A few weeks ago I started working on three new pieces. I rarely sit down to a blank canvas to paint a 'something', instead, I enjoy adding colours and shapes intuitively, until a story begins to unfold from the shapes.
This week, I noticed a woman's form begin to appear in the back painting (above), so I painted her in loosely over the colourful background. This began the journey of my heart medicine woman ...
I am still very much in recovery-mode after my nervous breakdown last month. Now is a time for deep nurture, understanding, a great deal of self-love and almost a sense of self-protection, as I navigate through my healing process.

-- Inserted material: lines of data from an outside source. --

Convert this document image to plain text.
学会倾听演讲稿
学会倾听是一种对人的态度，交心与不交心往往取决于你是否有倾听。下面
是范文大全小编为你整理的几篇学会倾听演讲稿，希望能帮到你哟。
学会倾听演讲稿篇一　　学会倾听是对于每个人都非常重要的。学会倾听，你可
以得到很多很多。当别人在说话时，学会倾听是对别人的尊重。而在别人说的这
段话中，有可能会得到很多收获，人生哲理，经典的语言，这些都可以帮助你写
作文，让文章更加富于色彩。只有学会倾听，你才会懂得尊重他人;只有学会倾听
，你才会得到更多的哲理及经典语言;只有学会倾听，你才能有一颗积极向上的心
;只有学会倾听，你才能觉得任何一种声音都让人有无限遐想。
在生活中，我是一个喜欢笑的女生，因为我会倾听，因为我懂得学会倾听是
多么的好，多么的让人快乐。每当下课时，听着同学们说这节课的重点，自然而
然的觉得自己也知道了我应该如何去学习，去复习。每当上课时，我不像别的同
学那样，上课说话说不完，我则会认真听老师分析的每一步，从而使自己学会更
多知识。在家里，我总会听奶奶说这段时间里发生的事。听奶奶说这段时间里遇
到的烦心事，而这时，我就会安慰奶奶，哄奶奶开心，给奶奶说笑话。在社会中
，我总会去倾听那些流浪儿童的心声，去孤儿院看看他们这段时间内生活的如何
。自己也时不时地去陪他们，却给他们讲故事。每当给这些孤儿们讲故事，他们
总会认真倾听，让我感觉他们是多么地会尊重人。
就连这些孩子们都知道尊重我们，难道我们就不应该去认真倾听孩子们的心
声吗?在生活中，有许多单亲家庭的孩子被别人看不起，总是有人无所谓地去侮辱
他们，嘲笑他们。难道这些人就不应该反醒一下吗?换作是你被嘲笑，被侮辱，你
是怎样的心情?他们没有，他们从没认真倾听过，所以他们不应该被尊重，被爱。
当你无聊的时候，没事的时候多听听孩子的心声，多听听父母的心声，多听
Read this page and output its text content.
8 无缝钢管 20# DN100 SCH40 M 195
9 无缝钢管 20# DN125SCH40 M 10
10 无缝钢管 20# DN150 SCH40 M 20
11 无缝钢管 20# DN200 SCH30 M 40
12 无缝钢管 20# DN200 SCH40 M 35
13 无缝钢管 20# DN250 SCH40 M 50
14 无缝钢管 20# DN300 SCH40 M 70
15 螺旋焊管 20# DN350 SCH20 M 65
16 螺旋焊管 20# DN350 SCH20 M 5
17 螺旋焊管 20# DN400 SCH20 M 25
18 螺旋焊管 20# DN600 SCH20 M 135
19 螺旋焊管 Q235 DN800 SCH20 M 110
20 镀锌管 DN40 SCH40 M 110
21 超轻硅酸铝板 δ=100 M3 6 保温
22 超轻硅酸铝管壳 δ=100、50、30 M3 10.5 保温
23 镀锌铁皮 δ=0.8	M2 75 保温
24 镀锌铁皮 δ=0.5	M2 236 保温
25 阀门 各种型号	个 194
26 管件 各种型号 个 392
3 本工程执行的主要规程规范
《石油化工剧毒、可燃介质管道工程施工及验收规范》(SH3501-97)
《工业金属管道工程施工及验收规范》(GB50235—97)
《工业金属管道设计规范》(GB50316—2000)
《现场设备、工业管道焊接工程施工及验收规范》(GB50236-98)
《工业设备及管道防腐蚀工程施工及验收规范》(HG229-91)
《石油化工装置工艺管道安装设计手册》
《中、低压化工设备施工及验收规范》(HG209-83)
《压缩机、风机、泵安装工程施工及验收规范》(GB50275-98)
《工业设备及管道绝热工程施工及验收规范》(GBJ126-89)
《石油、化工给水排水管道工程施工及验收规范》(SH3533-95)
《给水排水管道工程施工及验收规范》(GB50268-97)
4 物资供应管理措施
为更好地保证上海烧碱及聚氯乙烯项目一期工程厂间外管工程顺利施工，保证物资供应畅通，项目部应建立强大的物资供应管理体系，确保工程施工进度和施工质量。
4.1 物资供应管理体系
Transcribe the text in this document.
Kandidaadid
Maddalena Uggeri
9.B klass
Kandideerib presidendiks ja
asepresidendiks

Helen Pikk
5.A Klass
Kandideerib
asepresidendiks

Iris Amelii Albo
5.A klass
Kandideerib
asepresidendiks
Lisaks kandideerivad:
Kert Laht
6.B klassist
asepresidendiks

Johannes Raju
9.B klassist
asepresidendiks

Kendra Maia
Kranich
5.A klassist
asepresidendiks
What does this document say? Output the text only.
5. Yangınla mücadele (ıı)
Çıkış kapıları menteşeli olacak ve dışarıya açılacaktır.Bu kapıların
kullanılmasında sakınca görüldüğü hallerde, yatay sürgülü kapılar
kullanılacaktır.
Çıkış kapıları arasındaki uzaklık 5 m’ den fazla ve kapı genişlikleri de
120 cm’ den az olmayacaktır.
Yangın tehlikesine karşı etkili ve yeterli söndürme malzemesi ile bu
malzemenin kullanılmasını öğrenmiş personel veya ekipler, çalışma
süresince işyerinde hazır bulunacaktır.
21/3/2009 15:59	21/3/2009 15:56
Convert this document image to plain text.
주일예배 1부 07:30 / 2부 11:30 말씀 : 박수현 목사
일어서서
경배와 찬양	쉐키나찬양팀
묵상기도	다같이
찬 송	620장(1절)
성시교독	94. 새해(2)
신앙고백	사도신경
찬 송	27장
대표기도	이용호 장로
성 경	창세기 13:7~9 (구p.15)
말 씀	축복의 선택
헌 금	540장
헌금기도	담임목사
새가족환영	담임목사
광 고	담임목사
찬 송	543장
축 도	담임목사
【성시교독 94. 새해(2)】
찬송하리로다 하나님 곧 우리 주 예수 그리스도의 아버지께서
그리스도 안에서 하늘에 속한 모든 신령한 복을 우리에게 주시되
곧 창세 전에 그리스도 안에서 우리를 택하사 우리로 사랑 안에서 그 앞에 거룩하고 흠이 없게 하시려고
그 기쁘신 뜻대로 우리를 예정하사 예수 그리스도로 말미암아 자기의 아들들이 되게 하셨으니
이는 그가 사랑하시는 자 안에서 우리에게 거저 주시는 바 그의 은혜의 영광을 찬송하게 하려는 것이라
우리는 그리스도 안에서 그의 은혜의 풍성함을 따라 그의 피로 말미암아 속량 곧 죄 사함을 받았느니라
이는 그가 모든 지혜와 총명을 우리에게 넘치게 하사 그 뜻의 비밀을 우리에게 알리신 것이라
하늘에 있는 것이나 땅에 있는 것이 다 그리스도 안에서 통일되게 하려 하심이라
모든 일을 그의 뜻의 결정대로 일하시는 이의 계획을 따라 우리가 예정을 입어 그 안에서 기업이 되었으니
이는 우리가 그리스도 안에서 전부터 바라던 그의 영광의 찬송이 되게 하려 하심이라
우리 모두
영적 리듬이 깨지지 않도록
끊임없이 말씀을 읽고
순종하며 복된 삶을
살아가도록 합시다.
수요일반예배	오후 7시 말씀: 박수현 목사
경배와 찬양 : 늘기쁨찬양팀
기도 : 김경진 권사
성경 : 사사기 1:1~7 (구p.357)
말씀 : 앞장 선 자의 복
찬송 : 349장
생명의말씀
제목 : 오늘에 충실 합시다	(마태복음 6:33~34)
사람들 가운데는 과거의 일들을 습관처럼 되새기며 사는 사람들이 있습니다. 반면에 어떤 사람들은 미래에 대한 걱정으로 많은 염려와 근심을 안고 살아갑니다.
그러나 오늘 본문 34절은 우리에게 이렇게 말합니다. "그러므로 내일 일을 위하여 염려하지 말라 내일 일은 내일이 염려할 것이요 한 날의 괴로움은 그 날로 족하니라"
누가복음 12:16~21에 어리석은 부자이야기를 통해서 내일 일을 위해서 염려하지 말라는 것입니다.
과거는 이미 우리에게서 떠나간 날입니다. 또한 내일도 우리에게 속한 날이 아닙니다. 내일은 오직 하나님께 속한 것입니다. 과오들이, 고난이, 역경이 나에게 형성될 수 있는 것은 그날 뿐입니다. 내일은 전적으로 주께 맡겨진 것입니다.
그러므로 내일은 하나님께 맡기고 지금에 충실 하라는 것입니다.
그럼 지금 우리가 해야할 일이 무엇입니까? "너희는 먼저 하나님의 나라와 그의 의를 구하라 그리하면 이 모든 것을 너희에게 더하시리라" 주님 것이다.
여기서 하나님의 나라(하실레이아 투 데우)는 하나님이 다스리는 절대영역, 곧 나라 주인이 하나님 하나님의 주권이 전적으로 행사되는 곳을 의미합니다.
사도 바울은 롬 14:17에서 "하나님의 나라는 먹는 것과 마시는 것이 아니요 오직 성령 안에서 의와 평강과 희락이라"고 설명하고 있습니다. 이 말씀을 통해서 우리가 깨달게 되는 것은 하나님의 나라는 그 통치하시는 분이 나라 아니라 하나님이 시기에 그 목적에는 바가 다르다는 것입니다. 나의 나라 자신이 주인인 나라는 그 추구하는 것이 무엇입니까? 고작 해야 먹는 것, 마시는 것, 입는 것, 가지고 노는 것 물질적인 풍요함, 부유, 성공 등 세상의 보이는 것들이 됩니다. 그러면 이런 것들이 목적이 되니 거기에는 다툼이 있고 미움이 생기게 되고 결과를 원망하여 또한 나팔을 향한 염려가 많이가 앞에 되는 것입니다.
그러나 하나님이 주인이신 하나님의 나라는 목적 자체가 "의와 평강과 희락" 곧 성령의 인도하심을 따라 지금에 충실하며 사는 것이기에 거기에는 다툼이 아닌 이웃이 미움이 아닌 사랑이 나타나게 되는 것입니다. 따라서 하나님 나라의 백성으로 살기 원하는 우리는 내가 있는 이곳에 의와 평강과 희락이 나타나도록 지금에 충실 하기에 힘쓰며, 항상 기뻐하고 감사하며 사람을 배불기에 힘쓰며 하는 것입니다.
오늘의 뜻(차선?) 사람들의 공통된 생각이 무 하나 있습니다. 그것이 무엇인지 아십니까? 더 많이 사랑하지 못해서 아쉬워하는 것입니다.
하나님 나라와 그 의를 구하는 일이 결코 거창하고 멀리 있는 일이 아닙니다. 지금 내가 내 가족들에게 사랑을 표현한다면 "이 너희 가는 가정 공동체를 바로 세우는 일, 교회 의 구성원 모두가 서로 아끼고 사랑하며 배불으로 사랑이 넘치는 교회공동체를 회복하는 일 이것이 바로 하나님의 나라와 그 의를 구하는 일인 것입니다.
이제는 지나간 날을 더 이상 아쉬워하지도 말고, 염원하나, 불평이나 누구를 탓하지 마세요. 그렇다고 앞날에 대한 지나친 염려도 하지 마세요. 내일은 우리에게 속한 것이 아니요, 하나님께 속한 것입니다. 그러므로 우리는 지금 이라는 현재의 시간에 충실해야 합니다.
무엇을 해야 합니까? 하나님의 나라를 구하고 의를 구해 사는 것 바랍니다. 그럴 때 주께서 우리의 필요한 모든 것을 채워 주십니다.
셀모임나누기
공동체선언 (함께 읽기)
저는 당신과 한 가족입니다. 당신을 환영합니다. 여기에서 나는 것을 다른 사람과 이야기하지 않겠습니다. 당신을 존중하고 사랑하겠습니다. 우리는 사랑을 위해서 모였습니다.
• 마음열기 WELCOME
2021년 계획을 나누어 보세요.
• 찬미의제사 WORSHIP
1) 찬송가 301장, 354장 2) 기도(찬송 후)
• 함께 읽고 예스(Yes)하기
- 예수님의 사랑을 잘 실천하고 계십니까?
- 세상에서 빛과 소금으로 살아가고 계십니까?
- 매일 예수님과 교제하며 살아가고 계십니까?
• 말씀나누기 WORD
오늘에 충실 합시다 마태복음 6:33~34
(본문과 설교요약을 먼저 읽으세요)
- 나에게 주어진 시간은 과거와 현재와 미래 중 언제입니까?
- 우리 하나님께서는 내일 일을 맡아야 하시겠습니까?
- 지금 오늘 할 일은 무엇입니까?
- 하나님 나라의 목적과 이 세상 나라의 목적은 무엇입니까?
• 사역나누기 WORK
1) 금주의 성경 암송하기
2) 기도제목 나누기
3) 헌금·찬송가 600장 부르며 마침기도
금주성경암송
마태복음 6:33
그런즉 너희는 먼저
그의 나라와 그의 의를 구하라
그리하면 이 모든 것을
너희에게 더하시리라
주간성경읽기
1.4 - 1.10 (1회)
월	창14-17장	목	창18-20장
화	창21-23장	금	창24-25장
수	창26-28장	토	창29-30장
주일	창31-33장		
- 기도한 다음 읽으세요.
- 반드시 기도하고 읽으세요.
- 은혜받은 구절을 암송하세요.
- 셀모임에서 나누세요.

I am using my painting as cathartic enjoyment during this time ... You can see her clutching her blue heart to portray this.
As I painted, a beam of light came through the window with the afternoon sun and something about this felt intuitively fitting. I have learned not to try to make sense of these hunches and just go with them.
So while the light still danced, I painted it in before it was gone.
From here, I wanted to care for my lady. I gifted her with floral antennae to tune into her intuitive, spiritual wisdom. A poppy in her heart for self love. Wings at her back to protect her during these tumultuous times. I am lovingly healing her, and she, me.
As a painted, I stepped more and more into my own blooming process. This flower grew and grew from underneath her body, petal by petal, as if she was emerging from it.
With each day, as new insights unfold and I find how to best nurture myself in each moment, I will keep adding to my medicine woman.
This last week has been particularly challenging and I wonder when I'll start feeling more consistently well again. It's felt like one step forward and two back. Yet within this time of illness, I am learning to accept myself for when I now stand.
I cannot foresee the future, or for how long my recovery will take, but I do have within my power, the now ... And a beautiful, unfolding heart medicine woman to walk with me on my journey.